L’amore, come nel mito di Amore e Psiche, rimanda ad una passione, ad un irrefrenabile desiderio dell’altro.
Desideriamo colui che ci affascina, che ci irretisce con le sue qualità, il suo aspetto, i suoi modi, il suo pensiero. Dal desiderio, dall’apprezzamento di qualità che ogni amante declina secondo criteri che sfuggono all’analisi razionale, si genera un legame, una relazione univoca e intensa, come quella che porta Psiche ad affrontare prove pesantissime per potersi ricongiungere con Eros.
Una passione carnale, certo, ma che non si esaurisce nell’appagamento sensuale dell’accoppiamento.

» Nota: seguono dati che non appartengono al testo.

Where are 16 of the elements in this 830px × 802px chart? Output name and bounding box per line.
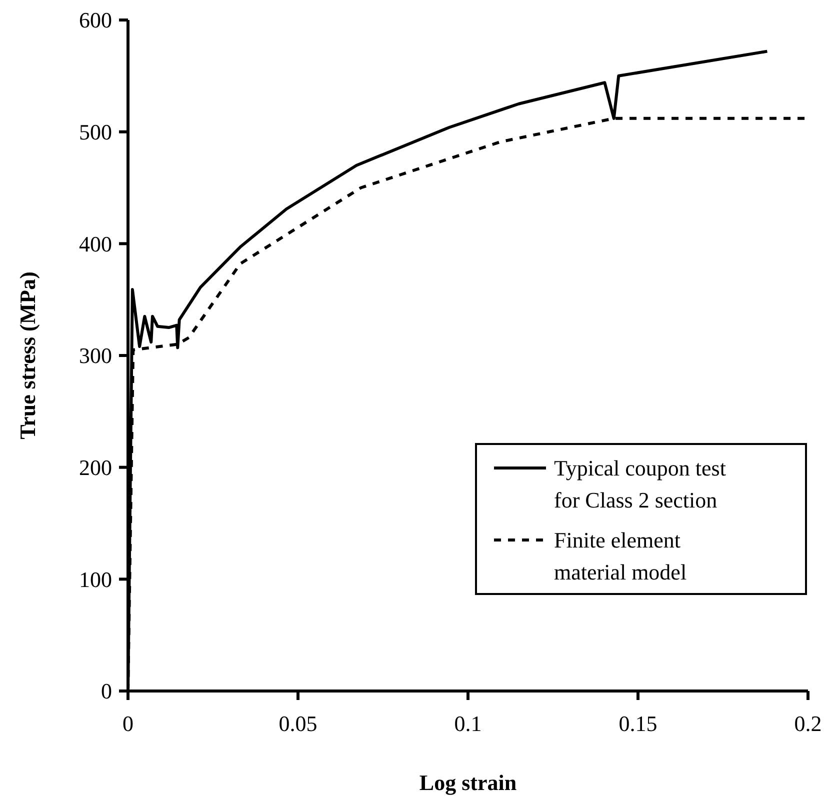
x-tick-label: 0 bbox=[122, 711, 134, 736]
x-tick-label: 0.1 bbox=[454, 711, 482, 736]
legend-label: Typical coupon test for Class 2 section bbox=[554, 456, 726, 513]
x-tick-label: 0.2 bbox=[794, 711, 822, 736]
y-tick-label: 500 bbox=[79, 120, 112, 145]
y-tick-label: 0 bbox=[101, 678, 112, 704]
y-tick-label: 100 bbox=[79, 566, 112, 592]
y-axis-title: True stress (MPa) bbox=[15, 272, 40, 440]
x-tick-label: 0.05 bbox=[278, 711, 318, 736]
legend-label: Finite element material model bbox=[554, 528, 687, 585]
y-tick-label: 300 bbox=[79, 343, 112, 368]
y-tick-label: 200 bbox=[79, 455, 112, 480]
x-tick-label: 0.15 bbox=[618, 711, 658, 736]
x-axis-title: Log strain bbox=[419, 770, 517, 795]
y-tick-label: 600 bbox=[79, 8, 112, 33]
y-tick-label: 400 bbox=[79, 231, 112, 256]
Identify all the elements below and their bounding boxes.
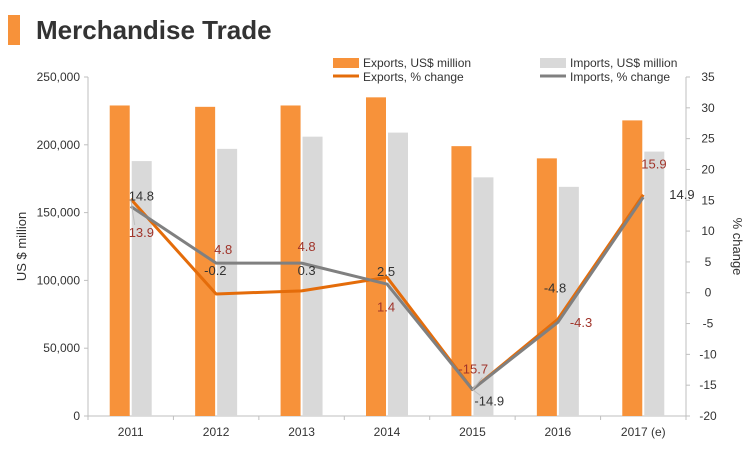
data-label-exports-change: -15.7 xyxy=(458,361,488,376)
bar-imports xyxy=(302,136,323,416)
y-tick-label-left: 200,000 xyxy=(37,138,81,152)
y-tick-label-right: -10 xyxy=(699,347,717,361)
data-label-imports-change: -0.2 xyxy=(204,263,226,278)
y-tick-label-left: 50,000 xyxy=(43,341,80,355)
legend-label: Exports, % change xyxy=(363,70,464,84)
bar-exports xyxy=(109,105,130,416)
y-tick-label-right: 30 xyxy=(701,101,715,115)
x-tick-label: 2011 xyxy=(118,425,144,439)
legend-label: Imports, % change xyxy=(570,70,670,84)
data-label-exports-change: 15.9 xyxy=(641,157,666,172)
x-tick-label: 2013 xyxy=(288,425,315,439)
bar-imports xyxy=(131,161,152,416)
bar-imports xyxy=(217,148,238,417)
y-tick-label-right: -20 xyxy=(699,409,717,423)
title-bar: Merchandise Trade xyxy=(8,14,272,46)
data-label-imports-change: 14.8 xyxy=(129,188,154,203)
data-label-exports-change: -4.3 xyxy=(570,315,592,330)
bar-exports xyxy=(366,97,386,416)
legend-label: Imports, US$ million xyxy=(570,56,677,70)
x-tick-label: 2017 (e) xyxy=(621,425,666,439)
bar-imports xyxy=(644,151,665,416)
y-tick-label-right: -15 xyxy=(699,378,717,392)
bar-exports xyxy=(280,105,301,416)
bar-exports xyxy=(195,106,216,416)
x-tick-label: 2015 xyxy=(459,425,486,439)
y-tick-label-right: -5 xyxy=(703,317,714,331)
leader-line xyxy=(130,198,136,226)
data-label-imports-change: 2.5 xyxy=(377,264,395,279)
leader-line xyxy=(472,377,483,390)
data-label-imports-change: -4.8 xyxy=(544,280,566,295)
y-tick-label-left: 100,000 xyxy=(37,273,81,287)
y-tick-label-right: 35 xyxy=(701,70,715,84)
x-tick-label: 2016 xyxy=(545,425,572,439)
legend-label: Exports, US$ million xyxy=(363,56,471,70)
line-exports-change xyxy=(129,193,645,391)
leader-line xyxy=(472,389,481,396)
legend-swatch xyxy=(540,58,566,68)
data-label-imports-change: -14.9 xyxy=(474,393,504,408)
bar-exports xyxy=(536,158,557,417)
data-label-exports-change: 13.9 xyxy=(129,225,154,240)
x-tick-label: 2012 xyxy=(203,425,230,439)
y-tick-label-right: 5 xyxy=(705,255,712,269)
x-tick-label: 2014 xyxy=(374,425,401,439)
data-label-imports-change: 0.3 xyxy=(298,263,316,278)
bar-imports xyxy=(388,132,408,416)
bar-exports xyxy=(451,146,472,416)
legend-swatch xyxy=(333,58,359,68)
y-tick-label-right: 20 xyxy=(701,162,715,176)
y-tick-label-left: 0 xyxy=(73,409,80,423)
line-imports-change xyxy=(129,196,645,391)
y-axis-title-right: % change xyxy=(730,218,745,276)
title-accent-bar xyxy=(8,15,20,45)
bar-exports xyxy=(622,120,643,416)
data-label-imports-change: 14.9 xyxy=(669,187,694,202)
y-tick-label-left: 250,000 xyxy=(37,70,81,84)
y-tick-label-right: 0 xyxy=(705,286,712,300)
y-tick-label-right: 10 xyxy=(701,224,715,238)
y-tick-label-left: 150,000 xyxy=(37,206,81,220)
data-label-exports-change: 4.8 xyxy=(298,239,316,254)
data-label-exports-change: 4.8 xyxy=(214,242,232,257)
data-label-exports-change: 1.4 xyxy=(377,299,395,314)
y-tick-label-right: 15 xyxy=(701,193,715,207)
bar-imports xyxy=(473,177,494,416)
y-axis-title-left: US $ million xyxy=(14,212,29,281)
page-title: Merchandise Trade xyxy=(36,14,272,45)
y-tick-label-right: 25 xyxy=(701,132,715,146)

Nel mito i personaggi sono semplici ed è facile capirne i comportamenti mentre nella vita reale i contorni si sfumano, i desideri sono meno definiti, le relazioni diventano complesse.
Il desiderio che sospinge l’un l’altro un uomo ed una donna si infrange su barriere sociali, ostacoli che incanalano le pulsioni lungo i tortuosi meandri delle consuetudini. Come ogni gruppo sociale, anche gli umani hanno definito regole di comportamento per riequilibrare le pulsioni del singolo con le necessità della comunità, ben sapendo che sia gli uni che le altre sono parimenti necessarie.